This is a solution I really need. I often hike in the country and am away from power sockets. I also have a thirsty Nokia N95 which will flatten the battery in 2 or 3 hours playing MP3s, so this seems like a good solution. I bought one at an airport and, like another reviewer, another at Glastonbury Festival 2008 so my opinion is not based on one flawed model.
Firstly for some odd reason the mini Nokia plug seems to fit in such a way that it disconnects itself easily so that you have to jiggle it until the charge light comes on. In fairness that seems to be the fault of the Nokia plug type not the PowerChimp but it doesn't help because if you stuff the phone and charger in your bag thinking it is charging it isn't. This doesn't happen with the mains charger for some reason.
More problematic is that it charges amazingly slowly. Using the mains charger you can fully recharge a flat battery in an hour and a half or thereabouts. Using either rechargeable (2500Mah) batteries or Duracells the charger* says* it is charging, but even after many hours you seem to get only one or two bars on the phone's battery. Why this is I don't know: cheap electronics that don't let the phone draw power fast enough while *still* flattening the charging battery? Also when the phone battery went completely flat the PowerChimp wasn't able to revive it and I had to spend a day without a phone. Bad.
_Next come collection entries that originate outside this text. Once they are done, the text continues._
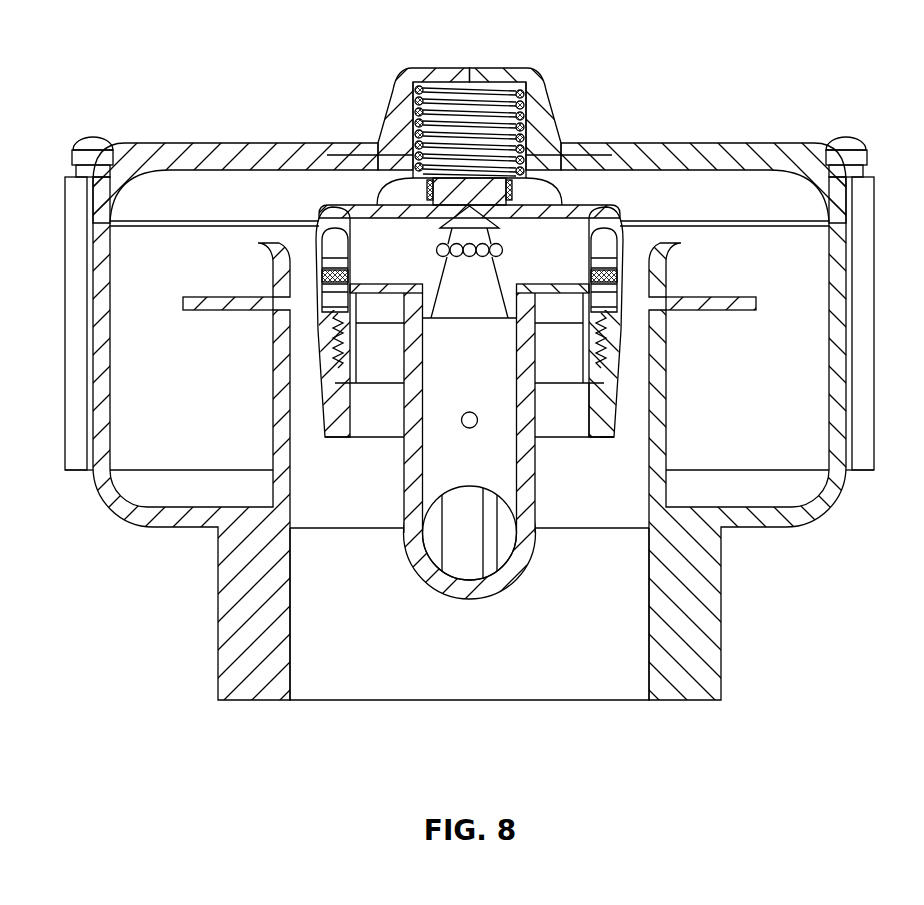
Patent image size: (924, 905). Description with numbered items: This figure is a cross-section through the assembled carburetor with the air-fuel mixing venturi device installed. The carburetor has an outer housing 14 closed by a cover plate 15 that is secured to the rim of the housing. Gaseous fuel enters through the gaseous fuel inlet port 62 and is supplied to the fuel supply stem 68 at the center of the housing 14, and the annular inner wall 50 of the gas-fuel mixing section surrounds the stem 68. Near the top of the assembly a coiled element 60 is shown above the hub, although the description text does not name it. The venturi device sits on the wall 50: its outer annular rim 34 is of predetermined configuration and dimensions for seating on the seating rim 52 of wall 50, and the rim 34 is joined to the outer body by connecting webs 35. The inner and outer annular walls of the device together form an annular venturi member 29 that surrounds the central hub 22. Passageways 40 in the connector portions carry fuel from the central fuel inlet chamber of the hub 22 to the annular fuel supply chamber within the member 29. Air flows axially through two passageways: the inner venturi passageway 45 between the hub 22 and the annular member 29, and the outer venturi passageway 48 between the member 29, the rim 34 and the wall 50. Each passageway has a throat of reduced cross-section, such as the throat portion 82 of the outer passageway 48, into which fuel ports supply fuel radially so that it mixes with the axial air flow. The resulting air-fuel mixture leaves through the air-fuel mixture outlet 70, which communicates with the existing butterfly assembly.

The outer housing 14 is at (843, 353).
The cover plate 15 is at (648, 158).
The central hub 22 is at (430, 308).
The annular venturi member 29 is at (612, 323).
The outer annular rim 34 is at (278, 278).
The connecting webs 35 is at (636, 273).
The passageways 40 is at (377, 240).
The inner venturi passageway 45 is at (625, 403).
The outer venturi passageway 48 is at (296, 353).
The annular inner wall 50 is at (650, 368).
The seating rim 52 is at (662, 297).
The spring 60 is at (483, 118).
The gaseous fuel inlet port 62 is at (463, 567).
The fuel supply stem 68 is at (418, 457).
The air-fuel mixture outlet 70 is at (393, 682).
The throat portion 82 is at (307, 313).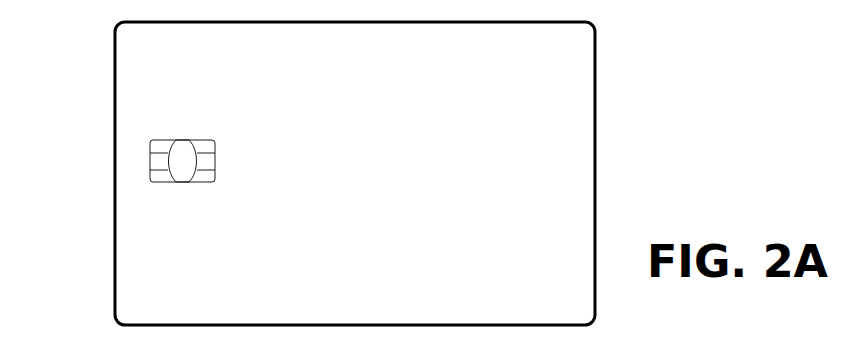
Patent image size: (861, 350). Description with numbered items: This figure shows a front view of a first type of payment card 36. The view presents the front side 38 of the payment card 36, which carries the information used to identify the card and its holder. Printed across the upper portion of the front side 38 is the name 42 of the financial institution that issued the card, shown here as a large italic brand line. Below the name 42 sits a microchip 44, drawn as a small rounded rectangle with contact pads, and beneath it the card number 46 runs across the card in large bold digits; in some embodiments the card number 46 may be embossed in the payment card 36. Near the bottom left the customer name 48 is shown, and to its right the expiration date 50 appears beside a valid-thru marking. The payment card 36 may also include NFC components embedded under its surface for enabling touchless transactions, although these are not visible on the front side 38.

The payment card 36 is at (711, 65).
The front side 38 is at (540, 147).
The name of the financial institution 42 is at (152, 78).
The microchip 44 is at (150, 157).
The card number 46 is at (152, 208).
The customer name 48 is at (170, 292).
The expiration date 50 is at (378, 258).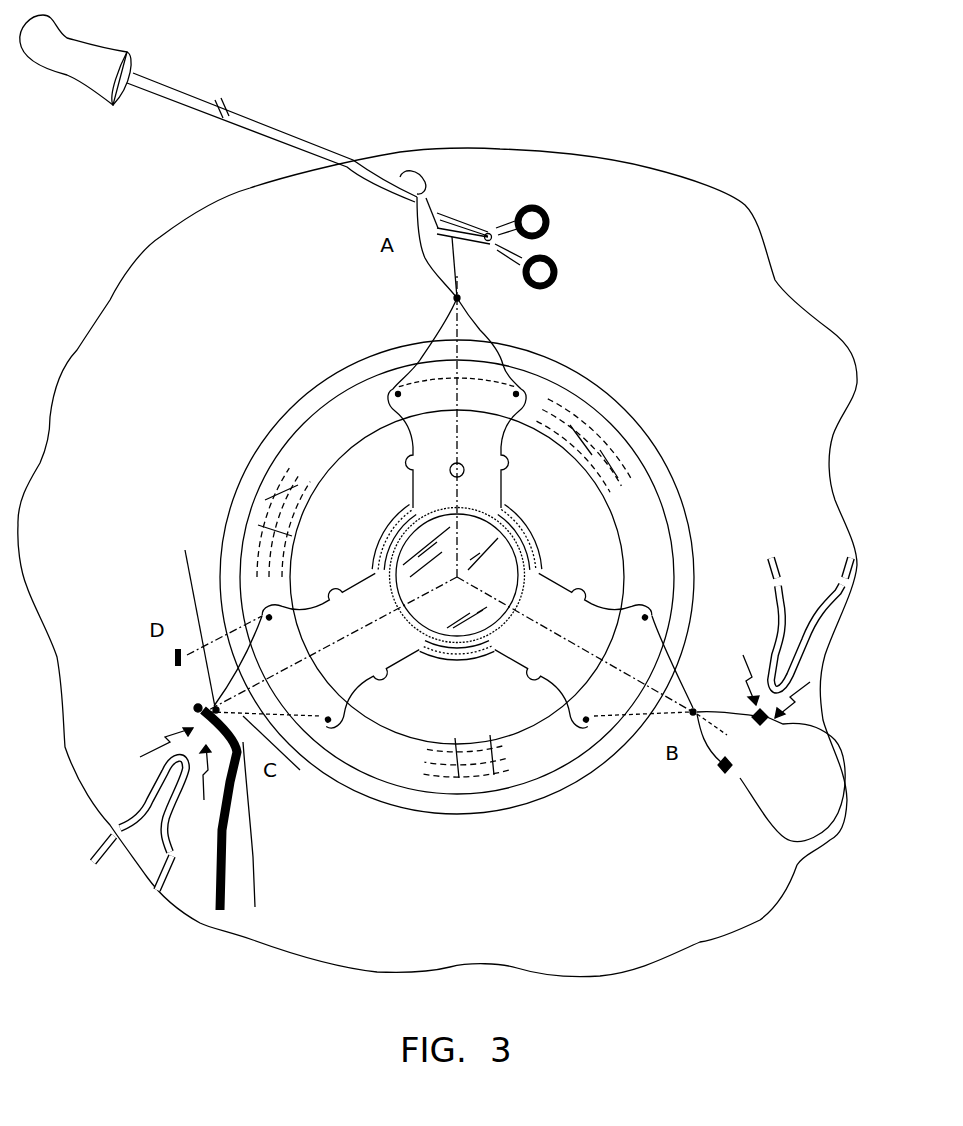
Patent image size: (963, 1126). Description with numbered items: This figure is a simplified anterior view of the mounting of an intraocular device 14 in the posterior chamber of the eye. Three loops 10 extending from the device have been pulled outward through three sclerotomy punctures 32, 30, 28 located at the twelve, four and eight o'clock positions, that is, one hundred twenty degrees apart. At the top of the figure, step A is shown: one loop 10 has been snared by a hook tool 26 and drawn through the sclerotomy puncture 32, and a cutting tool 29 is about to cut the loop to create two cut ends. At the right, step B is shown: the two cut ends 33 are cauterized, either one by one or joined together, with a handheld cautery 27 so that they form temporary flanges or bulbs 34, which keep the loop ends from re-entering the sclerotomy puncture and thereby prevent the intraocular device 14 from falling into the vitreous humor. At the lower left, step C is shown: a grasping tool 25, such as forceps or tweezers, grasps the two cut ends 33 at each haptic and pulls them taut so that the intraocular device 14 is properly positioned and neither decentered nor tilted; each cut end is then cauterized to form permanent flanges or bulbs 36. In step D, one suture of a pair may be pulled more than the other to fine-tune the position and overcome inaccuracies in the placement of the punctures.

The loop 10 is at (483, 333).
The intraocular device 14 is at (502, 553).
The grasping tool 25 is at (247, 860).
The hook tool 26 is at (275, 130).
The handheld cautery 27 is at (148, 803).
The sclerotomy puncture 28 is at (191, 612).
The cutting tool 29 is at (547, 215).
The sclerotomy puncture 30 is at (690, 715).
The sclerotomy puncture 32 is at (453, 298).
The cut ends 33 is at (300, 770).
The temporary flanges or bulbs 34 is at (762, 724).
The permanent flanges or bulbs 36 is at (206, 718).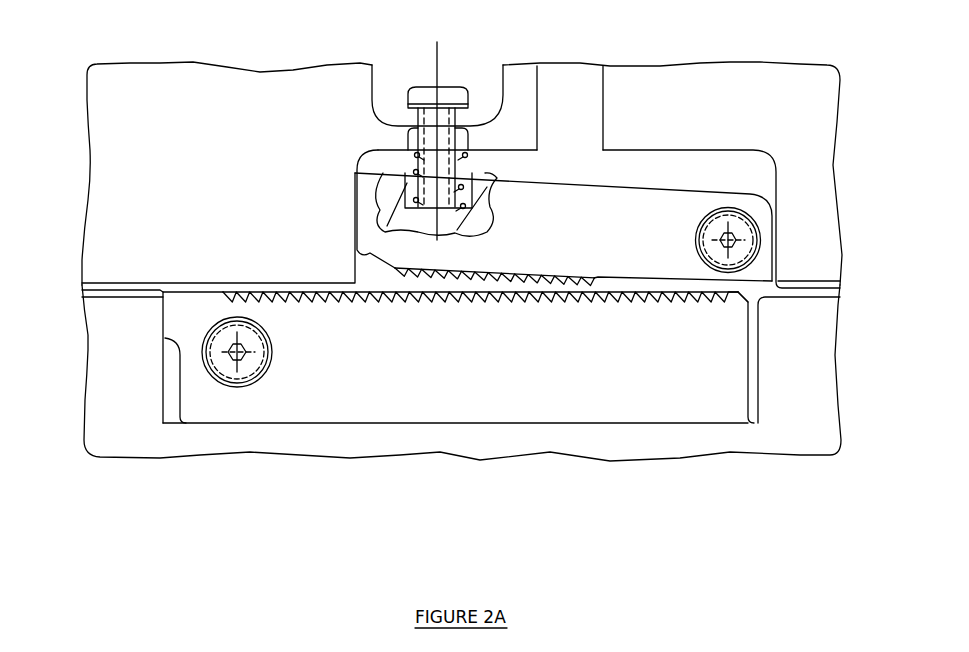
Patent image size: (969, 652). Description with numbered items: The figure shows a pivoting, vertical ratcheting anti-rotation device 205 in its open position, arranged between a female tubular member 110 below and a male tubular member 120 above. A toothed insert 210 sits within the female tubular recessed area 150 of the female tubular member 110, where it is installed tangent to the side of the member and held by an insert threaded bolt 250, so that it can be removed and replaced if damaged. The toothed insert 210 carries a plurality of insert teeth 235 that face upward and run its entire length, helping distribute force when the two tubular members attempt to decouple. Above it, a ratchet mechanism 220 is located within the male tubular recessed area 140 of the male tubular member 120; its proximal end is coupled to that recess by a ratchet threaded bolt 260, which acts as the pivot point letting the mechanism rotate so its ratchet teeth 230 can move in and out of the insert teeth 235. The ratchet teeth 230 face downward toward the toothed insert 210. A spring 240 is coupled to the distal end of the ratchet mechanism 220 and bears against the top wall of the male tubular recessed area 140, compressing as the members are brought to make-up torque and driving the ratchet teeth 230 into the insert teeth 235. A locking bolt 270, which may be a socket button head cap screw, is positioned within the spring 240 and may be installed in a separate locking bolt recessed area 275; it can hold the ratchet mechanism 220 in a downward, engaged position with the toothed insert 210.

The female tubular member 110 is at (118, 393).
The male tubular member 120 is at (113, 187).
The male tubular recessed area 140 is at (755, 167).
The female tubular recessed area 150 is at (172, 408).
The pivoting, vertical ratcheting anti-rotation device 205 is at (140, 543).
The toothed insert 210 is at (585, 403).
The ratchet mechanism 220 is at (616, 184).
The ratchet teeth 230 is at (420, 268).
The insert teeth 235 is at (712, 291).
The spring 240 is at (468, 162).
The insert threaded bolt 250 is at (237, 353).
The ratchet threaded bolt 260 is at (737, 235).
The locking bolt 270 is at (438, 87).
The locking bolt recessed area 275 is at (483, 90).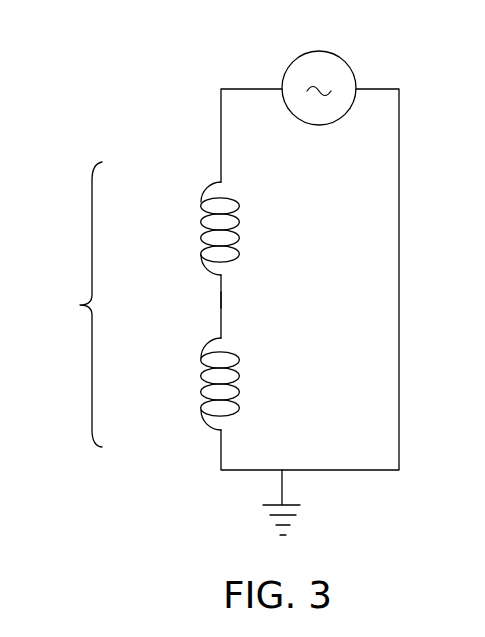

This device let me down totally - it blows. Trouble is there don't seem to be any similar devices that do a better job (Though at Glastonbury people were reselling what looked like a rebranded version of the same thing - a Thumbs Up device also available on Amazon - that is in a slightly larger blue metal case but that also sucked: Thumbs Down in fact).
It's cheap & so it is worth a try, you might get lucky, but don't rely on it.